Thank all that is holy for this practice.

When the world is on fire and every day is another tanker truck of kerosene, it’s easy to get lost in the flames and forget ourselves, our joys, our pleasures, our soul. The fire is meant to burn our souls away – and so practices like this are a big reminder to me that not only do I still have a soul, but that the not-related-to-the-fire thoughts and ideas must be celebrated to keep the soul cool and safe.

Two not-related-to-the-fire and not-related-to-each-other thoughts came to me while I sang this hymn – a fine hymn about courage and wisdom with a rousing melody. (A hymn that I suspect many pass by because of the G word, which is too bad because it’s really a hymn about us.)

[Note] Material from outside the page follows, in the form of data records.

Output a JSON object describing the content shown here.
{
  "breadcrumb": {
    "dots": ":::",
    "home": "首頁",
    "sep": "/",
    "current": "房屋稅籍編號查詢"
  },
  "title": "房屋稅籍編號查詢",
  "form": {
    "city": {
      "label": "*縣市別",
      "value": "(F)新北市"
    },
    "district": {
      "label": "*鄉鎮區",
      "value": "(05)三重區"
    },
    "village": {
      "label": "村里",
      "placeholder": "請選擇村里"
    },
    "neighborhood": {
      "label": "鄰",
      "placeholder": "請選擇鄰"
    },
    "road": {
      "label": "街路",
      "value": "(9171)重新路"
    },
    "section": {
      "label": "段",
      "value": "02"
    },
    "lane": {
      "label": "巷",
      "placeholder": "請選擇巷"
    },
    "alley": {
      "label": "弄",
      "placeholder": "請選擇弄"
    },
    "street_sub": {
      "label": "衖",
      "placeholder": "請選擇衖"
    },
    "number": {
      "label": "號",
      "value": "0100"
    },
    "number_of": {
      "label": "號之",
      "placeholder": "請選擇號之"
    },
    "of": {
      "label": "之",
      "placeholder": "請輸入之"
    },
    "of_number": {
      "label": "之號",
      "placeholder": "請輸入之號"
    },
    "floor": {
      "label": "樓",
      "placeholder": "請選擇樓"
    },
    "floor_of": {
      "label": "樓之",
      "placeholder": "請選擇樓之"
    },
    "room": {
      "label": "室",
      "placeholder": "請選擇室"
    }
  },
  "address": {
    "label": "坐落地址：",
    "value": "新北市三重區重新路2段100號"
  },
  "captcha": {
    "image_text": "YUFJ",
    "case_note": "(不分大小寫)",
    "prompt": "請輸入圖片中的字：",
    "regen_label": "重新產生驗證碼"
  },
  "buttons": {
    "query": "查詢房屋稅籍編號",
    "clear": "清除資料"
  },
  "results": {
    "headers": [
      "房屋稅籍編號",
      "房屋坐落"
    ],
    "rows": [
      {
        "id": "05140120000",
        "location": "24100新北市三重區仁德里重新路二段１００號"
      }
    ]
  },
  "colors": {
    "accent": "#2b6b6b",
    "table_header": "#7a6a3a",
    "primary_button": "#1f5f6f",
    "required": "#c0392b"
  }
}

First thought was about the author, Harry Emerson Fosdick. If you don’t know about him, he’s worth googling – the short version is that Fosdick fought hard against fundamentalism in the 1920s and 30s and was a notable force in the social gospel movement (the idea that we must do the work Jesus’s ministry calls us to – justice, compassion, etc. – work that Universalist Clarence Skinner said we’ve been doing all along, let’s not talk about how you’re late to the party but be glad you showed up at all). Fosdick, who was the minister at Riverside Church in NYC (across the street from Union Theological Seminary), was apparently so compelling a preacher that his sermons were printed for the purpose of being read by other ministers around the country. He was so influential, fundamentalists still consider him a ‘false teacher’ to be taught against, because his posthumous influence is so great. And it makes me happy that we have Fosdick’s words in our hymnal.

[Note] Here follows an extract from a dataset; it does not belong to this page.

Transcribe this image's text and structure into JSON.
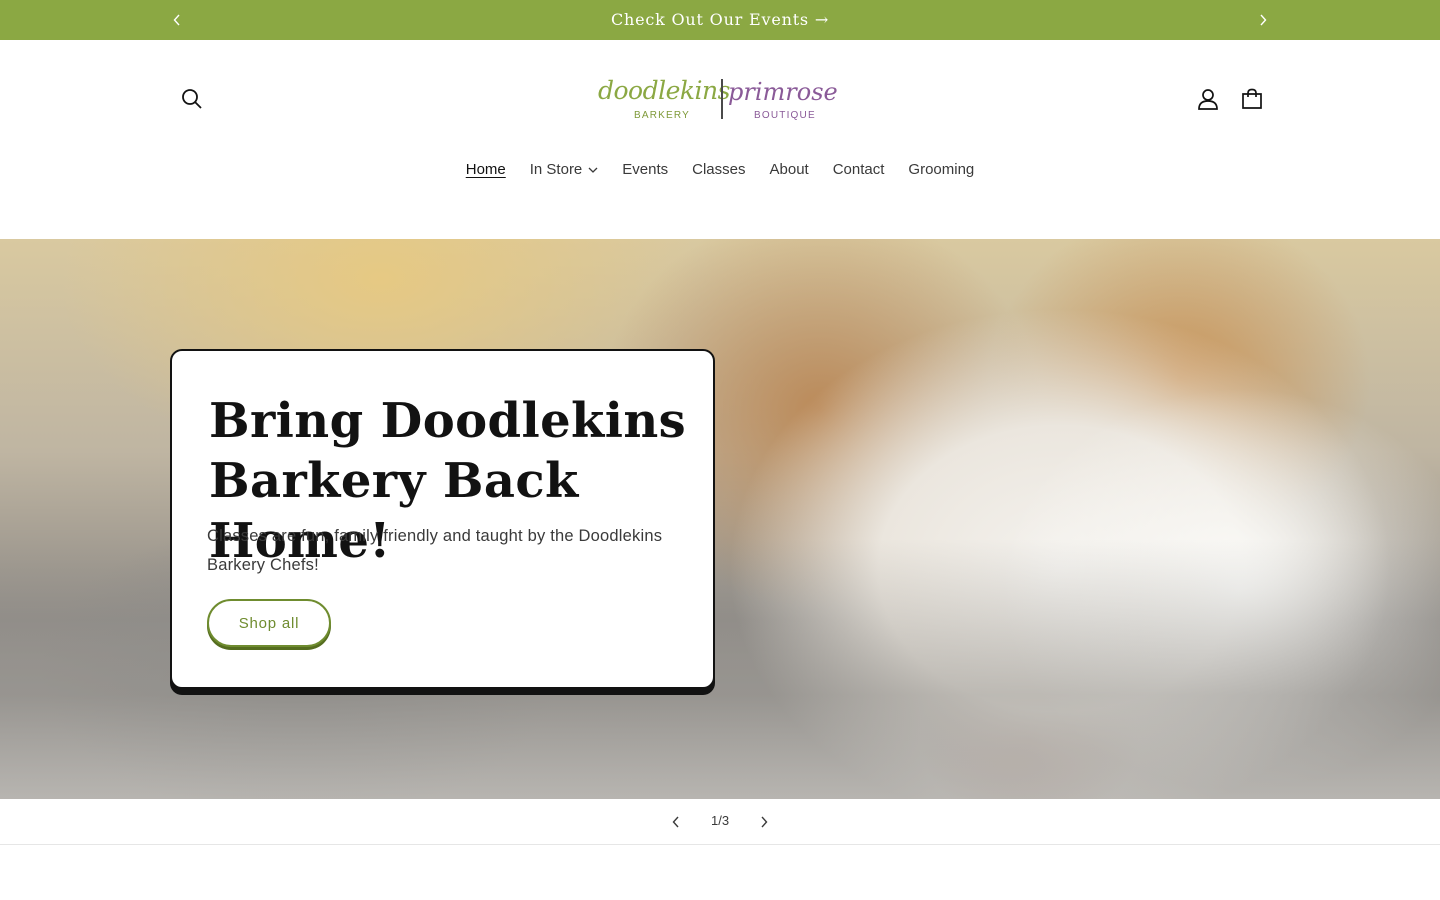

God of grace and God of glory,
on thy people pour thy power;
crown thine ancient church’s story;
bring its bud to glorious flower.
Grant us wisdom, grant us courage,
for the facing of this hour, for the facing of this hour.

Lo, the clouds of evil ‘round us
hide thy brightness from our gaze;
from the fears that long have bound us,
free our hearts to faith and praise.
Grant us wisdom, grant us courage,
for the living of these days, for the living of these days.

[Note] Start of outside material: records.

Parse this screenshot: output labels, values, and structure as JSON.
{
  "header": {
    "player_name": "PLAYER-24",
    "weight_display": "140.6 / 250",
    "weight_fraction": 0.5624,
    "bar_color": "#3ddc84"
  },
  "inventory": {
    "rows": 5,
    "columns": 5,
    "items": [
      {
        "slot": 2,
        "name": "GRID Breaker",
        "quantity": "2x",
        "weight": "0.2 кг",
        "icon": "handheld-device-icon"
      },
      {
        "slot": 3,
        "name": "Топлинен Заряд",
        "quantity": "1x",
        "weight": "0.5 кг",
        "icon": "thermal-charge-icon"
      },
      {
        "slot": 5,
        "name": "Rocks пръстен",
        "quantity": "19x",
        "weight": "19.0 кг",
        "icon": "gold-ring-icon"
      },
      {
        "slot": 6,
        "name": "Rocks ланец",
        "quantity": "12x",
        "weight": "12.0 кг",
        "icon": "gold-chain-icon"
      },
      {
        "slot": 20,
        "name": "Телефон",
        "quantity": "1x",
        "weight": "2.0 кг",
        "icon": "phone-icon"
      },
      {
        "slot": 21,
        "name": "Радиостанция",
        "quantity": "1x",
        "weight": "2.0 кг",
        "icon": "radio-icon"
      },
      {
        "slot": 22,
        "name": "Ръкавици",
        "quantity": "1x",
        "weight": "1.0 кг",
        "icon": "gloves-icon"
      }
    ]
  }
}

Cure thy children’s warring madness;
bend our pride to thy control;
shame our wanton, selfish gladness,
rich in things and poor in soul.
Grant us wisdom, grant us courage,
make thy peace our daily goal, make thy peace our daily goal.

Fill us with a living vision,
heal our wounds that we may be
bound as one beyond division
in the struggle to be free.
Grant us wisdom, grant us courage,
ears to hear and eyes to see, ears to hear and eyes to see.

My other thought made me giggle. I am a big fan of a British mystery series called Midsomer Murders – it is everything you’d want in a British mystery: small village life, intricate relationships, multiple murders, and a fair bit of snark. The show, now entering its 20th year, is part good mystery, part taking the piss and poking fun of the British mystery.  And because they have some lightness (and gorgeous scenery), I find them to be oddly comforting in these uncomfortable days.

The episode I watched yesterday, “Secrets and Spies,” involves a series of murder at a country home run by former MI agents. The eldest of them is obsessed with his death and demands regular runs of the hearse to the crematorium, always singing “Bread of Heaven” – another set of lyrics set to this tune. It becomes a common theme in the episode, and it’s catchy enough that you might hum it after seeing the episode. Like I did. And so turning to today’s hymn, to be honest, all I could do in the first verse or two was sing “Bread of Heaven” really loud at the “Grant us wisdom” line and giggle uncontrollably. Which, of course, made me think of the pilot episode of Vicar of Dibley, where Geraldine instructs the congregation to shout that out. Which made me giggle even more. Which I think, in these soul-worn days, is a good thing.

So if you ever use this in a service and I’m in the room, don’t be surprised if you hear giggling.

(Photo uploading isn’t working this morning – will add a pic as soon as I am able!)

One Comment

  1. “for the facing of this hour” Preach it, brother.

    I am sorry to say I’ve avoided this hymn for many years, giving in unconsciously to the atheist leanings of my congregation. Its way of talking about God is not mine, but it’s a beauty, and reveals just how much my atheist/naturalist self has in common with the likes of Fosdick. I’ve recently realized what a disservice I am doing to members of my church who do use God language, and am working to include more. This kind of hymn is a good bridge between theists and atheists.